My verdict? Not worth it. Eat the real celery stalks instead.

Second, we have keto, which is a high fat, low carb approach to eating. A year and a half ago, I gave keto a try myself (read more here) and wasn't a huge fan. I think there are benefits to eating with a keto mindset (focusing on healthy fats, keeping refined carbs to a minimum), but again, it is not the solution to every problem, especially for women. Women who have struggled with hormone imbalances or chronic stress their whole lives are generally NOT great candidates for keto right away. We need to make sure that hormones and blood sugar are balanced FIRST before looking into drastically cutting carbs, which can be very hard on the female hormonal system. The same goes for men, although they can have a bit of an easier time simply because their hormonal systems are less complex.

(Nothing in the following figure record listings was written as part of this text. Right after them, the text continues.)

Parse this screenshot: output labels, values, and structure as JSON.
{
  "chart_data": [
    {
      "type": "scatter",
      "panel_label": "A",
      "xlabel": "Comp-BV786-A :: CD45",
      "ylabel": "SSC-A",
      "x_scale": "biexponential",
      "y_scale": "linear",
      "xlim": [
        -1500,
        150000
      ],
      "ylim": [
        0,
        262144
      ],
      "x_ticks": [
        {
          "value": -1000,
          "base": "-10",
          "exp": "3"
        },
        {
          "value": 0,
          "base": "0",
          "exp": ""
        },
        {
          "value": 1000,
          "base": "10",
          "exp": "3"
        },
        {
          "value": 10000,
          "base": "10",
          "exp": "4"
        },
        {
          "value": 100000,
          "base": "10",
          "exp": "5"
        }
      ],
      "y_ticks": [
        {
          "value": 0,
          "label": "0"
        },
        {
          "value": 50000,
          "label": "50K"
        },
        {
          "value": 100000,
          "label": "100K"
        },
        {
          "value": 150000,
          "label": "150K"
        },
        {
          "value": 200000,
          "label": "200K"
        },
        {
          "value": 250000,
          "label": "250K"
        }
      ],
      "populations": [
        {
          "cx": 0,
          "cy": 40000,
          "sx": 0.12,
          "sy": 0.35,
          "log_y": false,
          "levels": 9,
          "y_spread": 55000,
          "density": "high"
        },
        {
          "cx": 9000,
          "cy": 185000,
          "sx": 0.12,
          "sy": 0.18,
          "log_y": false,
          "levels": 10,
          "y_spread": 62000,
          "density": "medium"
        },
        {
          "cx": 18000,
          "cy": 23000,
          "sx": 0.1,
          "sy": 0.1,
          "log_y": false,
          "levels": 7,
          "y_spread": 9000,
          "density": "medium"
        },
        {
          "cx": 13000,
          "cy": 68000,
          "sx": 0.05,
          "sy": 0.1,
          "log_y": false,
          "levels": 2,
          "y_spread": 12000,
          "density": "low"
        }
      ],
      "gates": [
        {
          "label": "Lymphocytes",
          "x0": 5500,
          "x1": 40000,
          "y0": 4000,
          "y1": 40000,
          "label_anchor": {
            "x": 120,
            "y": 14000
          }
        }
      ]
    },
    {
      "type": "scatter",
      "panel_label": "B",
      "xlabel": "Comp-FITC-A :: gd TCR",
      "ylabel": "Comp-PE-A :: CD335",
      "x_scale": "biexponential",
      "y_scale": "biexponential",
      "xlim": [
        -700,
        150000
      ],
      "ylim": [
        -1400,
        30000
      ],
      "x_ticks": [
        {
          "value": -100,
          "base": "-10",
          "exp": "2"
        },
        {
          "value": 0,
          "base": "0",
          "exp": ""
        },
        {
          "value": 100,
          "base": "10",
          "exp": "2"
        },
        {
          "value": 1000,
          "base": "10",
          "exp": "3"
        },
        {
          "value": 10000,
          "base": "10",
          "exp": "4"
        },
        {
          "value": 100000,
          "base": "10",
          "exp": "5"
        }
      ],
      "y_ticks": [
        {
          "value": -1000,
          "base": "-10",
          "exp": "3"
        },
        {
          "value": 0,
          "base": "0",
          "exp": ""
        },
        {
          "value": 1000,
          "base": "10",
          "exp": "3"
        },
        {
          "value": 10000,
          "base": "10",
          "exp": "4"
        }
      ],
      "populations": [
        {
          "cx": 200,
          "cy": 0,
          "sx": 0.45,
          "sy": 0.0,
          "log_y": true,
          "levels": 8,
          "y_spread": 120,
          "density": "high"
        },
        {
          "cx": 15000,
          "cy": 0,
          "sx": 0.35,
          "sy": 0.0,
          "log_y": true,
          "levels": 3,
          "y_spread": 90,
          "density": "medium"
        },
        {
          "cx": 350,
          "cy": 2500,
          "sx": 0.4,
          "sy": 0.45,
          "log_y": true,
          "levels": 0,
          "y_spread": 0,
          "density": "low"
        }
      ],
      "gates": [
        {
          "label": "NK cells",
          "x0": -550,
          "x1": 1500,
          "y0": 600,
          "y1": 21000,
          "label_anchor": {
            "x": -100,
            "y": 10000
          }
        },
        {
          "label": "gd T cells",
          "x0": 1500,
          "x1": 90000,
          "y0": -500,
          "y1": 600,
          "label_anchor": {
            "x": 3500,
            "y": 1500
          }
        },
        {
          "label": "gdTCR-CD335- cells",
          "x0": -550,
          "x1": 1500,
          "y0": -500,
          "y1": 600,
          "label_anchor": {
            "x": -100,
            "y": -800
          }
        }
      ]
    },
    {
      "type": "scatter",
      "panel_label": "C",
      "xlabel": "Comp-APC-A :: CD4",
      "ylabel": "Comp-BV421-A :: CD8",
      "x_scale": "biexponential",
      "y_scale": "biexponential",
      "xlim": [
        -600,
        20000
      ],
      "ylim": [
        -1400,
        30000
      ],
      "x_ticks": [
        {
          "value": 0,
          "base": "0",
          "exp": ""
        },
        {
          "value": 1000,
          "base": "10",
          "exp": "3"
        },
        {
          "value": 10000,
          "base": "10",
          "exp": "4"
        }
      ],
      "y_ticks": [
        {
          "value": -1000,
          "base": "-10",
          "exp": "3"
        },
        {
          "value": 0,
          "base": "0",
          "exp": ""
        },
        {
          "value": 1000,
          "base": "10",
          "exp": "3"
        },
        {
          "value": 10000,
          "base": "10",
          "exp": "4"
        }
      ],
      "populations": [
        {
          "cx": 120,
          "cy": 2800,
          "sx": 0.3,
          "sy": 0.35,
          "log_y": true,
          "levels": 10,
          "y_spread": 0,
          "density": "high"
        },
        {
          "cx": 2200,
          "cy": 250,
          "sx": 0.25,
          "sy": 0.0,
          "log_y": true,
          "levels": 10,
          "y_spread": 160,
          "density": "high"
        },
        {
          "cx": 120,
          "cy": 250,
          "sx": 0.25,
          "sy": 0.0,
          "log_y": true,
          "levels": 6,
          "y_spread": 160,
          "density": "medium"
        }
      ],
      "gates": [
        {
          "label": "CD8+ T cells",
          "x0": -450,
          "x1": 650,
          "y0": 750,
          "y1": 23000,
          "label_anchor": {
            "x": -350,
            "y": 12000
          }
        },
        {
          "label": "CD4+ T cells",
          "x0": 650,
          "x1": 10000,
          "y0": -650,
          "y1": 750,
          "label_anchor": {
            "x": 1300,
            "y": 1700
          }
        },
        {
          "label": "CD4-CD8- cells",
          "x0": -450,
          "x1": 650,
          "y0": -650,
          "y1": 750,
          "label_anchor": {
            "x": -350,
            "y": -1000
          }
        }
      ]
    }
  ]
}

Additionally, eating keto doesn't mean drinking a bunch of keto shakes and eating keto bars. That is not the point. The point is a low carb, high fat approach from real, WHOLE foods. So if you want to take a lesson and give keto a try, I recommend eating plenty of quality protein, lots of healthy fats, and tons of non-starchy vegetables. The only time I really would push a keto recommendation would be for anyone with cancer or someone that deals with seizures regularly (especially kids).

My verdict? Just eat more protein, fat, and vegetables and less bars, shakes, and anything in a package.

Those are just two examples of recent trends that have been gaining a lot of attention, but there are so many others as well. How exactly do I decipher what is real and what is complete BS?

It's simple really. If it's a product, I look at the ingredients in the product, the sourcing, and the general overall modality (i.e. is it a pill or shake or bar?). If a product claims to be the only item you ever need for the rest of your life, has an ingredient list a mile long, and you can't trace the sourcing of the ingredients (i.e. it might be organic, but where does it come from?). 99.9% of the time, products that enter the health market are worthless. If they are based in real, whole food or they ARE real, whole food, then they'll get my stamp of approval. There are very few brands and products on that list. The main ones that AREN'T on the list include 99.9% of protein powders/bars, Shakeology, 310 Shakes, Herbalife, and most anything you can buy at GNC.

If the trend is a particular way of eating (like keto), then we need to look at the premise of the template. Is it intended to have you eat a certain way to buy a certain product or does it claim to help with weight loss or another health issue? Most of the time, what really works is returning back to real, whole food like I always talk about while keeping a balance in protein, fat, and carbs (most of which coming from vegetables). If there is an extreme health issue (an autoimmune disease or cancer, for instance), then we can look at keto or other options.

But what we need to remember is that our ancestors didn't have access to all these 1200 calorie diets and keto meal plans. They ate real food, stayed active, and didn't stress so much about finding the "one thing" that was going to cure them. I'm sorry - anything that claims to be the end all, cure all is probably far from that. This is why real food doesn't have a marketing team - there's nothing glamorous to sell like a new, fancy protein bar.

When in doubt, most new health products aren't worth the hype. Stick to real, whole food, and you'll never go wrong!